To address these limitations, we demonstrate a novel reactor construction utilizing metal-based walls that is both electromagnetically transparent and capable of sustaining elevated pressures. The key idea of our design is to disrupt the formation of eddy-current loops in the metallic vessel by machining axial slots along its length, allowing the electromagnetic field to penetrate into the interior of the reactor. We define key figures of merit (FoMs) for evaluating a metallized reactor body for efficient induction heating. The “volumetric ratio” describes how much power is dissipated in the susceptor versus the reactor body. The “coupling ratio” measures the apparent load presented to an induction coil with versus without the pressure vessel partially shielding the susceptor. We explore how various geometric parameters of our pressure vessel design impact these key FoMs and the mechanical behavior of our system using multiphysics analysis.
As a proof-of-concept demonstration, we fabricate a 95mm internal diameter reactor vessel from 304 stainless steel and machine a slot to enable electromagnetic field penetration. This slot is then sealed with a non-conductive ceramic based gasket material that is compressed by an additional stainless steel plate. We pressurize the system to 5 bars while performing induction heating of a silicon carbide foam up to a maximum temperature of 550°C. Under these conditions, the system shows leakage of less than 1% per hour, comparable to typical industrial chemical reactors. Additionally, we perform the reverse water gas shift (RWGS) reaction at 5 bars and 550°C and demonstrate performance in line with our multiphysics analysis. While these reaction conditions are fairly mild, they enable induction heating for any number of industrially relevant reactions such as catalytic reforming of naphtha and propane dehydrogenation. We will also present improvements to the mechanical design and construction of the system that should enable operation at reasonable pressures and temperatures up to approximately 25 bars and 800°C.
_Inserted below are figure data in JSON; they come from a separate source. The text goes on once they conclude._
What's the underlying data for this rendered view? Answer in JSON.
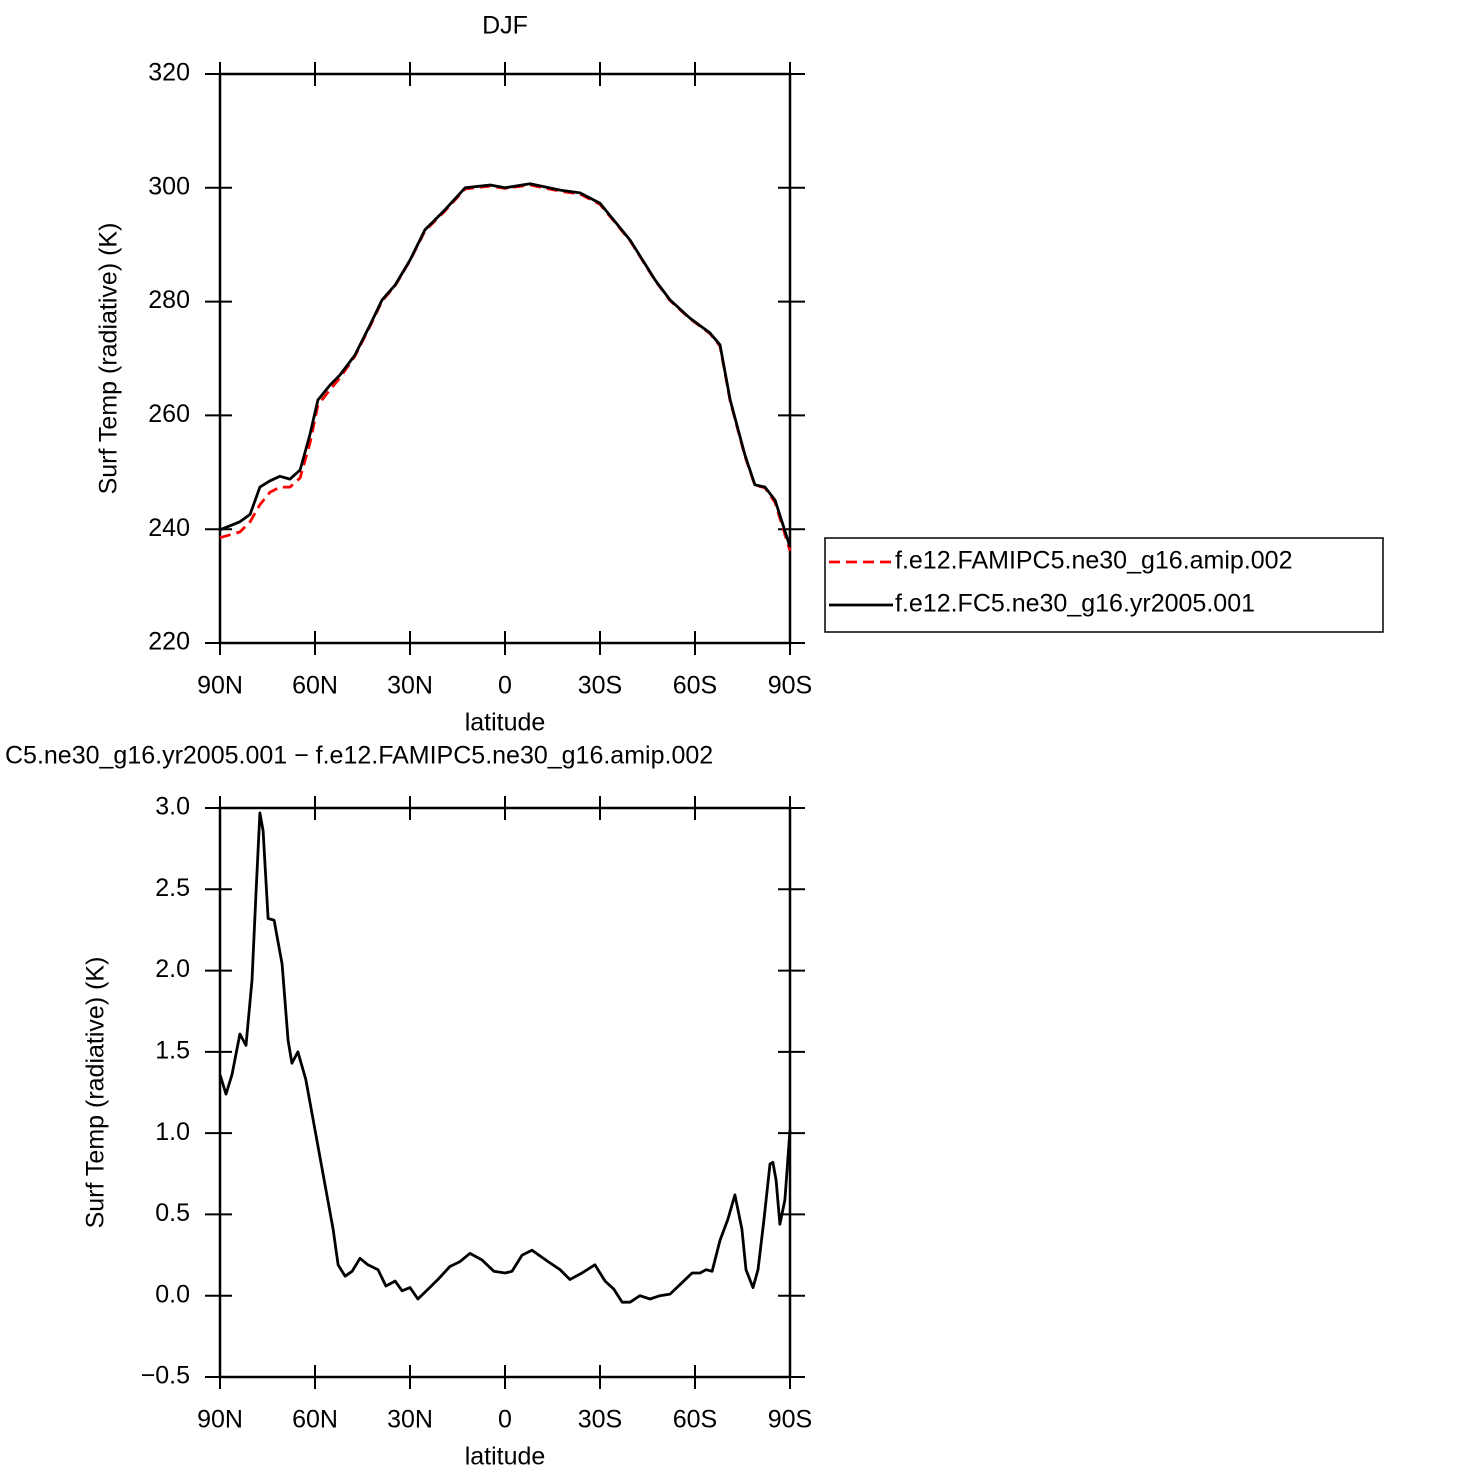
{
  "chart_data": [
    {
      "type": "line",
      "title": "DJF",
      "x_label": "latitude",
      "y_label": "Surf Temp (radiative) (K)",
      "x": [
        90,
        83.7,
        80.5,
        77.4,
        74.2,
        71.1,
        67.9,
        64.7,
        61.6,
        59.1,
        55.3,
        52.1,
        47.4,
        42.6,
        38.8,
        34.7,
        30,
        25.3,
        19,
        12.6,
        4.7,
        0,
        -7.9,
        -17.4,
        -23.7,
        -30,
        -39.5,
        -47.4,
        -52.1,
        -58.4,
        -64.7,
        -67.9,
        -71.1,
        -75.8,
        -78.9,
        -82.1,
        -85.3,
        -90
      ],
      "series": [
        {
          "name": "f.e12.FAMIPC5.ne30_g16.amip.002",
          "color": "#ff0000",
          "dashed": true,
          "values": [
            238.5,
            239.5,
            241.3,
            244.3,
            246.5,
            247.4,
            247.4,
            249.0,
            255.1,
            261.8,
            264.5,
            266.6,
            270.4,
            275.7,
            280.1,
            282.8,
            287.2,
            292.4,
            295.9,
            299.8,
            300.3,
            299.9,
            300.5,
            299.4,
            298.9,
            297.1,
            290.7,
            283.7,
            280.2,
            277.0,
            274.4,
            272.2,
            262.5,
            252.8,
            247.7,
            247.3,
            244.7,
            236.2
          ]
        },
        {
          "name": "f.e12.FC5.ne30_g16.yr2005.001",
          "color": "#000000",
          "dashed": false,
          "values": [
            239.9,
            241.3,
            242.6,
            247.4,
            248.5,
            249.3,
            248.8,
            250.4,
            256.6,
            262.7,
            265.3,
            267.1,
            270.6,
            275.9,
            280.3,
            282.9,
            287.3,
            292.6,
            296.1,
            300.0,
            300.5,
            300.0,
            300.7,
            299.6,
            299.1,
            297.3,
            290.8,
            283.8,
            280.3,
            277.1,
            274.5,
            272.4,
            262.7,
            253.0,
            247.8,
            247.4,
            245.1,
            236.9
          ]
        }
      ],
      "xlim": [
        90,
        -90
      ],
      "xticks": [
        {
          "value": 90,
          "label": "90N"
        },
        {
          "value": 60,
          "label": "60N"
        },
        {
          "value": 30,
          "label": "30N"
        },
        0,
        {
          "value": -30,
          "label": "30S"
        },
        {
          "value": -60,
          "label": "60S"
        },
        {
          "value": -90,
          "label": "90S"
        }
      ],
      "ylim": [
        220,
        320
      ],
      "yticks": [
        220,
        240,
        260,
        280,
        300,
        320
      ],
      "legend": "right"
    },
    {
      "type": "line",
      "title": "C5.ne30_g16.yr2005.001 − f.e12.FAMIPC5.ne30_g16.amip.002",
      "x_label": "latitude",
      "y_label": "Surf Temp (radiative) (K)",
      "x": [
        90,
        88.1,
        86.2,
        83.7,
        81.8,
        79.9,
        78.6,
        77.4,
        76.4,
        74.8,
        72.9,
        70.4,
        68.5,
        67.3,
        65.4,
        62.9,
        60.0,
        56.8,
        54.3,
        52.7,
        50.5,
        48.3,
        45.8,
        43.3,
        40.1,
        37.6,
        34.7,
        32.5,
        30.0,
        27.5,
        24.3,
        21.2,
        17.4,
        14.2,
        11.1,
        7.3,
        3.5,
        0,
        -2.2,
        -5.4,
        -8.5,
        -13.6,
        -17.4,
        -20.5,
        -24.3,
        -28.4,
        -31.6,
        -34.4,
        -37.0,
        -39.5,
        -42.6,
        -45.8,
        -48.9,
        -52.1,
        -55.9,
        -59.1,
        -61.6,
        -63.5,
        -65.4,
        -67.9,
        -70.4,
        -72.6,
        -74.8,
        -76.1,
        -78.3,
        -79.9,
        -81.8,
        -83.7,
        -84.6,
        -85.6,
        -86.8,
        -88.4,
        -90
      ],
      "values": [
        1.36,
        1.24,
        1.36,
        1.61,
        1.54,
        1.94,
        2.49,
        2.97,
        2.86,
        2.32,
        2.31,
        2.04,
        1.57,
        1.43,
        1.5,
        1.33,
        1.02,
        0.68,
        0.41,
        0.19,
        0.12,
        0.15,
        0.23,
        0.19,
        0.16,
        0.06,
        0.09,
        0.03,
        0.05,
        -0.02,
        0.04,
        0.1,
        0.18,
        0.21,
        0.26,
        0.22,
        0.15,
        0.14,
        0.15,
        0.25,
        0.28,
        0.21,
        0.16,
        0.1,
        0.14,
        0.19,
        0.09,
        0.04,
        -0.04,
        -0.04,
        0.0,
        -0.02,
        0.0,
        0.01,
        0.08,
        0.14,
        0.14,
        0.16,
        0.15,
        0.34,
        0.47,
        0.62,
        0.41,
        0.16,
        0.05,
        0.16,
        0.47,
        0.81,
        0.82,
        0.71,
        0.44,
        0.59,
        1.02
      ],
      "color": "#000000",
      "xlim": [
        90,
        -90
      ],
      "xticks": [
        {
          "value": 90,
          "label": "90N"
        },
        {
          "value": 60,
          "label": "60N"
        },
        {
          "value": 30,
          "label": "30N"
        },
        0,
        {
          "value": -30,
          "label": "30S"
        },
        {
          "value": -60,
          "label": "60S"
        },
        {
          "value": -90,
          "label": "90S"
        }
      ],
      "ylim": [
        -0.5,
        3.0
      ],
      "yticks": [
        {
          "value": -0.5,
          "label": "−0.5"
        },
        {
          "value": 0,
          "label": "0.0"
        },
        {
          "value": 0.5,
          "label": "0.5"
        },
        {
          "value": 1,
          "label": "1.0"
        },
        {
          "value": 1.5,
          "label": "1.5"
        },
        {
          "value": 2,
          "label": "2.0"
        },
        {
          "value": 2.5,
          "label": "2.5"
        },
        {
          "value": 3,
          "label": "3.0"
        }
      ]
    }
  ]
}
When designing novel reactor bodies, careful consideration must be given towards adherence to relevant industry standards such as ASME Section VIII, which describes requirements for the construction of pressure vessels. Compliance with these codes is essential for safe operation and is therefore required by many governing bodies for chemical plant installations. Our construction could be made compliant with ASME Section VIII Division 2. Further enhancements to the electromagnetics are described, and the necessary ASME code cases which would need to be accepted are presented.